Vaughn also seems unaware of how to pace his film as he puts two action scenes back-to-back. The first one, where Aidan and Elly shoot a bunch of bad guys in a fog of colored smoke grenades is pretty fun! However, during their escape, they get into a room that starts leaking crude oil because the bad guys’ base is on an oil tanker. Since Elly knows how to ice skate, she jams two blades into her boots, and proceeds to slice up all the bad guys. She can’t shoot them because if she does, the oil will ignite…except at the climax of the scene where she gets a gun and shoots all the remaining bad guys anyway. A savvier director would have realized at the scripting stage that the scene may have a neat concept (ice skating/fighting) but the movie is already running long, and nothing here is going to advance the plot or characters. Best to cut it and maybe see if it will work better in a future movie. But not Vaughn! Nope, you’re going to sit through some of the worst CGI you’ve ever seen to see a woman skate through oil while never getting any on her dress.

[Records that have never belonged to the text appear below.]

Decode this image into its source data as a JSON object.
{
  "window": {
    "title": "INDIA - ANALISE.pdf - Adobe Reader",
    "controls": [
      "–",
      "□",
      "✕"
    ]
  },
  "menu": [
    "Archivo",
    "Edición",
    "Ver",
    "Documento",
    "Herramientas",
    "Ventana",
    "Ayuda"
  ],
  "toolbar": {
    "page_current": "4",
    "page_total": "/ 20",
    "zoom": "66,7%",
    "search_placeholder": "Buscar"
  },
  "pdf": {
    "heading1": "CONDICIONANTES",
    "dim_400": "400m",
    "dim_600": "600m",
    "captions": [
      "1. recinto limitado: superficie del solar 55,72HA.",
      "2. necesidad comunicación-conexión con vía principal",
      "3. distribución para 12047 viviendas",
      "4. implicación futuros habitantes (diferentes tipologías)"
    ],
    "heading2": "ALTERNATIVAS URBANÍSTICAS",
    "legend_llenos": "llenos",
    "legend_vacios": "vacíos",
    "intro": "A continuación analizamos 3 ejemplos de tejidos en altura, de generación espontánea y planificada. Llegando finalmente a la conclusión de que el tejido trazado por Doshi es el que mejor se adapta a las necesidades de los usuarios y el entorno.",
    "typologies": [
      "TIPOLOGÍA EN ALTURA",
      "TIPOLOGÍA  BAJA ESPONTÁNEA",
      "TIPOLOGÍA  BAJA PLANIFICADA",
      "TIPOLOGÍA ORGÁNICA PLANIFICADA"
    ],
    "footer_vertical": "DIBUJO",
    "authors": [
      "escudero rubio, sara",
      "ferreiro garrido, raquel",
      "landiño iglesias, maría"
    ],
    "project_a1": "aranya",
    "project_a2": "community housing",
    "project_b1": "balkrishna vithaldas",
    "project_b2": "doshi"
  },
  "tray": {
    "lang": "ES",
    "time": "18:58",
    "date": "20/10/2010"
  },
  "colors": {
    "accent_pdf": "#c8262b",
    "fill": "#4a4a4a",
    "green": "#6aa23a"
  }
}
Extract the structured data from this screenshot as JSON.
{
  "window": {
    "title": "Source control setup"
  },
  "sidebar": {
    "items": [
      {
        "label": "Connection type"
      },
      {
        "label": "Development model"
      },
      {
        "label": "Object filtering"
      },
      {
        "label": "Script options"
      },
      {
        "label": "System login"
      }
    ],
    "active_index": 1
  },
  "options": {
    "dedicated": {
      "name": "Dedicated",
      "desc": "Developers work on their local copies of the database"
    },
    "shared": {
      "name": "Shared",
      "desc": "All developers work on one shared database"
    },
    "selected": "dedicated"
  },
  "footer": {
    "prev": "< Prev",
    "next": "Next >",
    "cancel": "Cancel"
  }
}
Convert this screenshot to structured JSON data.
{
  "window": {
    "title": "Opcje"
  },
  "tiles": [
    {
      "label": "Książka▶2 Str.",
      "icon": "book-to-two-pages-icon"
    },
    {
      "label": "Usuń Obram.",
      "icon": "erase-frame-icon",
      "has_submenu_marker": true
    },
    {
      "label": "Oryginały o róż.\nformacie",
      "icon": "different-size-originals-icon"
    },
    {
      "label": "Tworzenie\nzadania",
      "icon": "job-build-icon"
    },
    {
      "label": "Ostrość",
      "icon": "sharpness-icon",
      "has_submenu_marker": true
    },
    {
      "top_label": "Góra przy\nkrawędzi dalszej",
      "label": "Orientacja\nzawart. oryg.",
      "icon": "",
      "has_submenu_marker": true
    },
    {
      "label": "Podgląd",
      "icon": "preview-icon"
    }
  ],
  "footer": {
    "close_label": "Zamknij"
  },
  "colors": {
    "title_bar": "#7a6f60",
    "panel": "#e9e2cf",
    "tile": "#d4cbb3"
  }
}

Watching a Matthew Vaughn movie now just bums me out. I can’t say he’s bereft of talent, because he does know how to put together some of the pieces, and at times has come out with some above-average movies. But for the last decade, he’s been playing in his own sandbox (spoiler: a nonsensical post-credits scene tries to tie Argylle to the Kingsman-verse because of course it does) and showing that he’s hit his ceiling. He’s too married to immature notions of what will be “cool” that he’s willing to sacrifice tone, pacing, character, and story at the altar of a joke or a set piece that doesn’t serve the larger picture. I would say that Vaughn needs to grow up, but it appears any kind of maturity is already behind him.
Over on Decoding Everything
For more thoughts on Argylle, be sure to check out William Bibbiani’s review.
1 I have trouble considering Logan an X-Men movie since it’s not really about the team of mutants, but about Wolverine. For me, Logan is the best thing out of the X-Men universe, but First Class is the best of anything with the X-Men team.